Another plus is that Brandy doesn’t neglect her own needs. She does her research about how to give a blow job, she checks in with her sister for proper hand job techniques, but she also explores masturbation—which is not something her more sexually experienced friends are willing to admit they do—and cunnilingus. There was an astute commentary that might have slid by many viewers, but cunnilingus didn’t even make Brandy Klark’s original list. She only experienced it because a co-worker needed the practice. When her friend Fiona sees the term on the list, she asks Brandy what it means. Given the male-centered state of adolescent exploration, it’s not surprising that a female who has given oral sex would not have received it, or even know there is a term describing the act.

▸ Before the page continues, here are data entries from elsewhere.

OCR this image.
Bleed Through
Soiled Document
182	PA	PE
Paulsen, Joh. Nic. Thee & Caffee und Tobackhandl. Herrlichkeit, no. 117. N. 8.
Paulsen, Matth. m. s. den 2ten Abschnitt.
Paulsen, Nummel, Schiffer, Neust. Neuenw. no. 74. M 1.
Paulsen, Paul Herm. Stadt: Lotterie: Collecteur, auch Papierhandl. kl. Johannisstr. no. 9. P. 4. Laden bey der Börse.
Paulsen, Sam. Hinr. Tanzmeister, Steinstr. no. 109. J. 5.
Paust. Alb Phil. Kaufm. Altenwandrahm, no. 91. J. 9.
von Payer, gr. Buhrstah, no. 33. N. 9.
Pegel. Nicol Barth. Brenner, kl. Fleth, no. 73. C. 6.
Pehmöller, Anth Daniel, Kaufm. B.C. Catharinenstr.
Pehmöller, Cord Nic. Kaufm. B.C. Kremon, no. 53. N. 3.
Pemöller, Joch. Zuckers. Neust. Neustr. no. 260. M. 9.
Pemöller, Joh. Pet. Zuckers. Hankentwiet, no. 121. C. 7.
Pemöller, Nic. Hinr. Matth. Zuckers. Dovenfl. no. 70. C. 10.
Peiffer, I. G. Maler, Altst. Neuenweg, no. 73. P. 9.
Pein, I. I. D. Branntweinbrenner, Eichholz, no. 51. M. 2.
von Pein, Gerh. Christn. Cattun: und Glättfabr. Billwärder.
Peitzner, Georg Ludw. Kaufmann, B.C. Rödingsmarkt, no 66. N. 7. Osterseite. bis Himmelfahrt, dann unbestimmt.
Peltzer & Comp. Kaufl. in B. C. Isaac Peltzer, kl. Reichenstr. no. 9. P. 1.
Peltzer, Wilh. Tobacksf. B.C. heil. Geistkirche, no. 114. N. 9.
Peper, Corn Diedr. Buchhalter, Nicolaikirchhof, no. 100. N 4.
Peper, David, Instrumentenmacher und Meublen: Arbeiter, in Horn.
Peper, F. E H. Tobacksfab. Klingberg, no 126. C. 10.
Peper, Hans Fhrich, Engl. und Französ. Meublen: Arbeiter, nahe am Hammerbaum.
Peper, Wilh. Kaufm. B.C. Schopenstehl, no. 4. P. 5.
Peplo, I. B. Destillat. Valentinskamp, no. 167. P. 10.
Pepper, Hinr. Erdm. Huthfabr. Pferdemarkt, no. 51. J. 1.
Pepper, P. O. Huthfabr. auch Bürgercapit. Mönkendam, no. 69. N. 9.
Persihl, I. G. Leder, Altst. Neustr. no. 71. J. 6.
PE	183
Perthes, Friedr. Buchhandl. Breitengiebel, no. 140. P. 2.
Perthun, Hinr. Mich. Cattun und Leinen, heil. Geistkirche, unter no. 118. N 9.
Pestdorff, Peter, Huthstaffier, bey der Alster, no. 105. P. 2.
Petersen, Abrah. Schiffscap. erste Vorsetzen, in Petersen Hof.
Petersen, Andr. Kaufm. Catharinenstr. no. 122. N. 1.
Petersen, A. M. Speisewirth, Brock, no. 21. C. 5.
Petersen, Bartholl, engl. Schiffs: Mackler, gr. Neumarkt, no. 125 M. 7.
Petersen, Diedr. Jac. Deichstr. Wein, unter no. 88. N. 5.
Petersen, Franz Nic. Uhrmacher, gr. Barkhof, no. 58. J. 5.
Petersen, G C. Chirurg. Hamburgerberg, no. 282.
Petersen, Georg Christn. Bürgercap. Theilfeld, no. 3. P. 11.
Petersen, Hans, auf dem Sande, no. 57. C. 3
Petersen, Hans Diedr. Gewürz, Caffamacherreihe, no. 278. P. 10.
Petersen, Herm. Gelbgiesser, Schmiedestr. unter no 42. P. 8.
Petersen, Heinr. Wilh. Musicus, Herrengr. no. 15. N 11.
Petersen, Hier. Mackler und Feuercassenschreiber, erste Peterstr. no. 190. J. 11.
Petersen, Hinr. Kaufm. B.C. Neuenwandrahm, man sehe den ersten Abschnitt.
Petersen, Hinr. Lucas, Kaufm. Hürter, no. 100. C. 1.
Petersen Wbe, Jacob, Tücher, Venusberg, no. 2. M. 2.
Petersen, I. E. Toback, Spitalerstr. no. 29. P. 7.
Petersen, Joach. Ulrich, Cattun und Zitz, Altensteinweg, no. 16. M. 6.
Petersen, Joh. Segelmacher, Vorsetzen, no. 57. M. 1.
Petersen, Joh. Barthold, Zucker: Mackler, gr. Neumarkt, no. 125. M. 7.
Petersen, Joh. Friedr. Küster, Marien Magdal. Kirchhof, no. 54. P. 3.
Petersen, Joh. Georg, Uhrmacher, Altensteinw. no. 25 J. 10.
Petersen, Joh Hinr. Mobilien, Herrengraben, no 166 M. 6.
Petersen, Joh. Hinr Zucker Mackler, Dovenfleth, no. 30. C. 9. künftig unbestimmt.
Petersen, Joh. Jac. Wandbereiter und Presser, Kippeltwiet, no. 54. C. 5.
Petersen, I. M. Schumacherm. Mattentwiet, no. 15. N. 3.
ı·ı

There is fallout from Klark’s fumbling. Both of her girl friends and her “study buddy” end up angry at her, but she repairs things in the end. She also has a huge realization, which for me was the most radical part of the movie. Brandy realizes that sometimes sex is something profound and special and sometimes it’s just sex. Brandy’s realization marks the first time that I have seen a woman in a film state so emphatically that it’s okay for a female to just have sex for the physical connection, rather than the emotional one.
Before the To Do List, women on film had only two stories to tell about how they learned how to become sexual: the tragic (rape/unintended pregnancy) and the “true love” story. Brandy Klark’s path to sexual maturity shows that there is another path to female sexuality: that when you take proper precautions both physically and emotionally, sexual exploration can be fun and rewarding. This is the same path men have been trotting happily along for years, and I’m glad women have finally joined them.